The killings occurred in Maiwand district of Kandahar Province, one of the areas that was dominated by the Taliban until major military operations last summer and fall.
The pictures bring to mind those of the torture and humiliation suffered by Iraqis at the hands of American troops in the Abu Ghraib prison, which came to light in the spring of 2004. However, there were dozens of those pictures and they clearly showed the victims’ faces, making their pain all the more apparent. That case reverberated across the Muslim world in ways that this case has yet to do in part because of the absence of photographs. The release of the images threatens to change that.
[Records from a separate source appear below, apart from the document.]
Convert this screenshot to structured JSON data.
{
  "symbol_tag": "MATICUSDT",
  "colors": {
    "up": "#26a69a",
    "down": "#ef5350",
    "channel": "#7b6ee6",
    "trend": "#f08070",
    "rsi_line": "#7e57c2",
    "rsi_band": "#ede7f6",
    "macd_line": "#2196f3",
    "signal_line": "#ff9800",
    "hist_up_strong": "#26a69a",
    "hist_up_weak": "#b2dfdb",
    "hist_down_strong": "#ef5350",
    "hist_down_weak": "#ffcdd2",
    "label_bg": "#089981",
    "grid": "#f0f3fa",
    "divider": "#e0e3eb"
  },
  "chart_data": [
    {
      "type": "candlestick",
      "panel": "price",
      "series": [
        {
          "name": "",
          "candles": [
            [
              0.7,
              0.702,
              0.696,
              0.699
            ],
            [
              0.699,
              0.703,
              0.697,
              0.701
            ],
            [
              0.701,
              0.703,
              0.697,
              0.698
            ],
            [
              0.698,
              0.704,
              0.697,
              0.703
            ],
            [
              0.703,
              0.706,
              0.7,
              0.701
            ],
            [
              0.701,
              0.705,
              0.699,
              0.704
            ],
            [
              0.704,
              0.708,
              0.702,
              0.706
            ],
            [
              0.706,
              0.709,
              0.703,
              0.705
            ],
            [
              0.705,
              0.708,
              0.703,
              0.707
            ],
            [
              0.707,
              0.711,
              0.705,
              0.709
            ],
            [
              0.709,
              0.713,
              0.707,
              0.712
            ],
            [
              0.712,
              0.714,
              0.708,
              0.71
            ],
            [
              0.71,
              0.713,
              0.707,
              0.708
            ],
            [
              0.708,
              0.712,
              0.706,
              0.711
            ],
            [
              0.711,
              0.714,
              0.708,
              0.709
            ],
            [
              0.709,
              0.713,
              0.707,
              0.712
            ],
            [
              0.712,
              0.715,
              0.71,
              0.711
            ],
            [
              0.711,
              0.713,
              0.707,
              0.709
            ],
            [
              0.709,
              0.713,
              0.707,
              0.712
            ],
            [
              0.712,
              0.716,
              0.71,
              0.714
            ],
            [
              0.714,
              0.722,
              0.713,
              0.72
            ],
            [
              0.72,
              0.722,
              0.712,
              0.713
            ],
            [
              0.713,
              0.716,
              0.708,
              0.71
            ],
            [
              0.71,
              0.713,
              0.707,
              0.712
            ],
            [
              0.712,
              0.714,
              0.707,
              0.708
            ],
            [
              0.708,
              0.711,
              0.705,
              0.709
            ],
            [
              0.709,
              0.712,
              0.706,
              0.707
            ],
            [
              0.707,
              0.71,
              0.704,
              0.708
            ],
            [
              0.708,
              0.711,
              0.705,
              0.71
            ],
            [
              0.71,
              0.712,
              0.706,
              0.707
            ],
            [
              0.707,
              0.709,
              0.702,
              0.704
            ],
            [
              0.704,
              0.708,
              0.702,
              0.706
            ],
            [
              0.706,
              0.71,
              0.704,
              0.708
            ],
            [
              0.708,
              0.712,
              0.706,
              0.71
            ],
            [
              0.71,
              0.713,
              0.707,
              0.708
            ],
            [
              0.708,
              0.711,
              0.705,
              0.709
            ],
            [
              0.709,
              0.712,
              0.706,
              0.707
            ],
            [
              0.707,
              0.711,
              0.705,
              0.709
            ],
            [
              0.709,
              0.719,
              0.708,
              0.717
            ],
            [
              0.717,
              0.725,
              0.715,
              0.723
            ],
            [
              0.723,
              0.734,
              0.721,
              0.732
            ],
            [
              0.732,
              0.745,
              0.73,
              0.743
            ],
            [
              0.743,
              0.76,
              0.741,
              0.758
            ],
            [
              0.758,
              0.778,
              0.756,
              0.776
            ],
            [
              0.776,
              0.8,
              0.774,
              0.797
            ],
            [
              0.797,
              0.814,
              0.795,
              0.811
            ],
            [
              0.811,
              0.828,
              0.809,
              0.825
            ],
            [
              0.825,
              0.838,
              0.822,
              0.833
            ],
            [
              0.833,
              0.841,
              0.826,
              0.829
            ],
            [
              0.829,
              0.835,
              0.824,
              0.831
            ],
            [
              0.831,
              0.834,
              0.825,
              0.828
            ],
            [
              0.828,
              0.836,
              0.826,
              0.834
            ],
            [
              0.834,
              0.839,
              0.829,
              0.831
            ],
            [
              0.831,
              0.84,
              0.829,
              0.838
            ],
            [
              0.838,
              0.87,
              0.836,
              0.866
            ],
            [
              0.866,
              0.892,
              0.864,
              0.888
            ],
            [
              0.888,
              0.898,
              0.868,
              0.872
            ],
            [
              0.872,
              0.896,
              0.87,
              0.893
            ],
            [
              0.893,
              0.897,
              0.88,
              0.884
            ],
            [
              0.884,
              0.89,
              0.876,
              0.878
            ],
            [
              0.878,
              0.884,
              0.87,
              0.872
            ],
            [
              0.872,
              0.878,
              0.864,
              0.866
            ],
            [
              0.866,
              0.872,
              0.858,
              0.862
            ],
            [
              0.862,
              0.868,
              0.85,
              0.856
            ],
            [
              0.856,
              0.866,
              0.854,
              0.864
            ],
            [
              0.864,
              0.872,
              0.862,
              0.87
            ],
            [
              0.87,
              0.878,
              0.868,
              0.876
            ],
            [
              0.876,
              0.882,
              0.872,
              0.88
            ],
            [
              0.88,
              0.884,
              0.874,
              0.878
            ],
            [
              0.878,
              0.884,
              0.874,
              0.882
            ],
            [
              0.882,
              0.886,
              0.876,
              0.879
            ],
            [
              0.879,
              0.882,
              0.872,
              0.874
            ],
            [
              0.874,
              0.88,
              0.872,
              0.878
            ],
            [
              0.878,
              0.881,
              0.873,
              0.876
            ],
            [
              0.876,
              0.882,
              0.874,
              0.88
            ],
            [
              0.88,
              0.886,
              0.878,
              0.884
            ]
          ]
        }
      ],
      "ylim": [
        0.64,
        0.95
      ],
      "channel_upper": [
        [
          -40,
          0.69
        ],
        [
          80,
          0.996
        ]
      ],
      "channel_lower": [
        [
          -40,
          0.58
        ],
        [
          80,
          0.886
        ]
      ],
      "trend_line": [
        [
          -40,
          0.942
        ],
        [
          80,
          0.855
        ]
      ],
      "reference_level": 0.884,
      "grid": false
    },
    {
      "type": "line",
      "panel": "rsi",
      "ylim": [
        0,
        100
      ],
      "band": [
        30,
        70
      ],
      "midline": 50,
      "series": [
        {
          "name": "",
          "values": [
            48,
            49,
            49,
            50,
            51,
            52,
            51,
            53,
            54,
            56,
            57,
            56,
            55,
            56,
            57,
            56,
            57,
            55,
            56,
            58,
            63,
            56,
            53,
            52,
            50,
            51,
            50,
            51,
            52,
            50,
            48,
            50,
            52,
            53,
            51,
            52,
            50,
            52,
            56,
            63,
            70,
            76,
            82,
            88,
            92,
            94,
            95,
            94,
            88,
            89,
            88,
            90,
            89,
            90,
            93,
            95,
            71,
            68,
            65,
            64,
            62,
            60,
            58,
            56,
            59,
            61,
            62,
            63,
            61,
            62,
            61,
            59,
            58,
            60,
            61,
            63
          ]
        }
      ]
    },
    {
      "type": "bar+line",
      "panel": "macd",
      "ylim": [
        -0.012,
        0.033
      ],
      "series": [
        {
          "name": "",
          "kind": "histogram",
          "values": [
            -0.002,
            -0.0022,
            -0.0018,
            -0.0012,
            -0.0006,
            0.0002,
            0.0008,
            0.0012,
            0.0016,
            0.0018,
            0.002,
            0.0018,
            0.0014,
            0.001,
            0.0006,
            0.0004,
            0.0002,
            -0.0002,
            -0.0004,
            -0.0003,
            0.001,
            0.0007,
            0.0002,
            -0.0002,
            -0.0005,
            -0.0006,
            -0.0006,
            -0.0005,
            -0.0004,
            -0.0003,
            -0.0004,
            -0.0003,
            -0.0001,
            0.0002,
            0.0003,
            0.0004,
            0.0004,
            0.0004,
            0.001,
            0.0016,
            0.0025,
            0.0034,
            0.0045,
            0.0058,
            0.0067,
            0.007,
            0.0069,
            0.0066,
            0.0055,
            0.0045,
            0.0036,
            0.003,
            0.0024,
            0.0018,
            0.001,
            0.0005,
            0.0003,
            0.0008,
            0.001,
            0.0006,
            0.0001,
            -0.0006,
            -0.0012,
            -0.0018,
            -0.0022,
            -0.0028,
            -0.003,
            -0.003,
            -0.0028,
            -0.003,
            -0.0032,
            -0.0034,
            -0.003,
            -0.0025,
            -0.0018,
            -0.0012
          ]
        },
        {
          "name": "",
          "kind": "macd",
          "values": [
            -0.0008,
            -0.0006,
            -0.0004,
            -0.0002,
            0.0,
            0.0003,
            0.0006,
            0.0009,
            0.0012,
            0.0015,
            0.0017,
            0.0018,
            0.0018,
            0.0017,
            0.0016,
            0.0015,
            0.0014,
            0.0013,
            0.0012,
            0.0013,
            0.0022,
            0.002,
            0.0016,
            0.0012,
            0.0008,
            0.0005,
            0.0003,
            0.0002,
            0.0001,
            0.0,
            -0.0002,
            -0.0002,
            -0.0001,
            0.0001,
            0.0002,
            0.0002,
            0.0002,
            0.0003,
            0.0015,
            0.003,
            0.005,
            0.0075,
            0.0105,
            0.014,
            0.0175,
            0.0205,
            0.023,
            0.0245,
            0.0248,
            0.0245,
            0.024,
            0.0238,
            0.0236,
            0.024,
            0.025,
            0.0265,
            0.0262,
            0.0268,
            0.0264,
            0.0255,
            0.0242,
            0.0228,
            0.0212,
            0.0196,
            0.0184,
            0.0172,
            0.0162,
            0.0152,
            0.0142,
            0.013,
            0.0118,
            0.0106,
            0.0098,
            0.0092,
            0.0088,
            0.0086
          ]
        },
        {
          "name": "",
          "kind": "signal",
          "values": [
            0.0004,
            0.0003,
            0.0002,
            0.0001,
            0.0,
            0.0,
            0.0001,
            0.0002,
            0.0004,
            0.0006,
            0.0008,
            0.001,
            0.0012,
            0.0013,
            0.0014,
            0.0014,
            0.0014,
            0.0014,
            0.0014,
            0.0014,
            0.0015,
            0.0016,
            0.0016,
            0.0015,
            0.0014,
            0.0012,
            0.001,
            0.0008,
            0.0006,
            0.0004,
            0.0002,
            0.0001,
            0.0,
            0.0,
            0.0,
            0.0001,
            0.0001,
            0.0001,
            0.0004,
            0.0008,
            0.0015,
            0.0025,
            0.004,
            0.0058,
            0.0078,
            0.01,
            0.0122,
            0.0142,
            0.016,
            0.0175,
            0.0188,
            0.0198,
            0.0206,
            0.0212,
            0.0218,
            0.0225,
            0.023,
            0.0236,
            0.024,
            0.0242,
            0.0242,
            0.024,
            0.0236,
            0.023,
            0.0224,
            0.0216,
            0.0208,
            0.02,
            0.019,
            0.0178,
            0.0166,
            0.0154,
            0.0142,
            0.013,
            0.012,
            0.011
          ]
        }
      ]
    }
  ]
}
However there was little reaction on Monday because it was Nowruz, the Persian New Year, which is a national holiday and many families go out for picnics so that even those few with internet access were less likely to see the photos. The Afghan government had no comment on Monday on the release nor did the American Embassy, which referred all questions to the American military.
The military and diplomats are hoping to mute public anger by emphasizing that the soldiers in the Afghan case are being brought to justice. In a statement, the Army described the actions as “repugnant” and underscored that a prosecution was underway.
“The actions portrayed in these photographs remain under investigation and are now the subject of ongoing U.S. court-martial proceedings,” the statement said.
“The United States Army is committed to adherence to the Law of War and the humane and respectful treatment of combatants, noncombatants, and the dead,” the statement added. “When allegations of wrongdoing by Soldiers surface, to include the inappropriate treatment of the dead, they are fully investigated. Soldiers who commit offenses will be held accountable as appropriate.”
One of the pictures published by Der Spiegel shows a soldier, Spc. Jeremy Morlock of Wasilla, Alaska, posing, a grin on his face, next to a dead Afghan who is mostly undressed, his body streaked with blood, as the soldier lifts up the man’s head as if showing him off like a trophy. Specialist Morlock has been charged with murder.
A second, similar photograph shows another soldier, Pfc. Andrew Holmes, who has been charged with murder, kneeling next to the same corpse.
A third photograph shows two Afghan civilians who appear to be dead and whose bodies have been arranged leaning limply against a post.
The photos had been described to reporters by defense lawyers for some of the soldiers, but their release had been prohibited by a military judge. It is not clear how Der Spiegel obtained the images.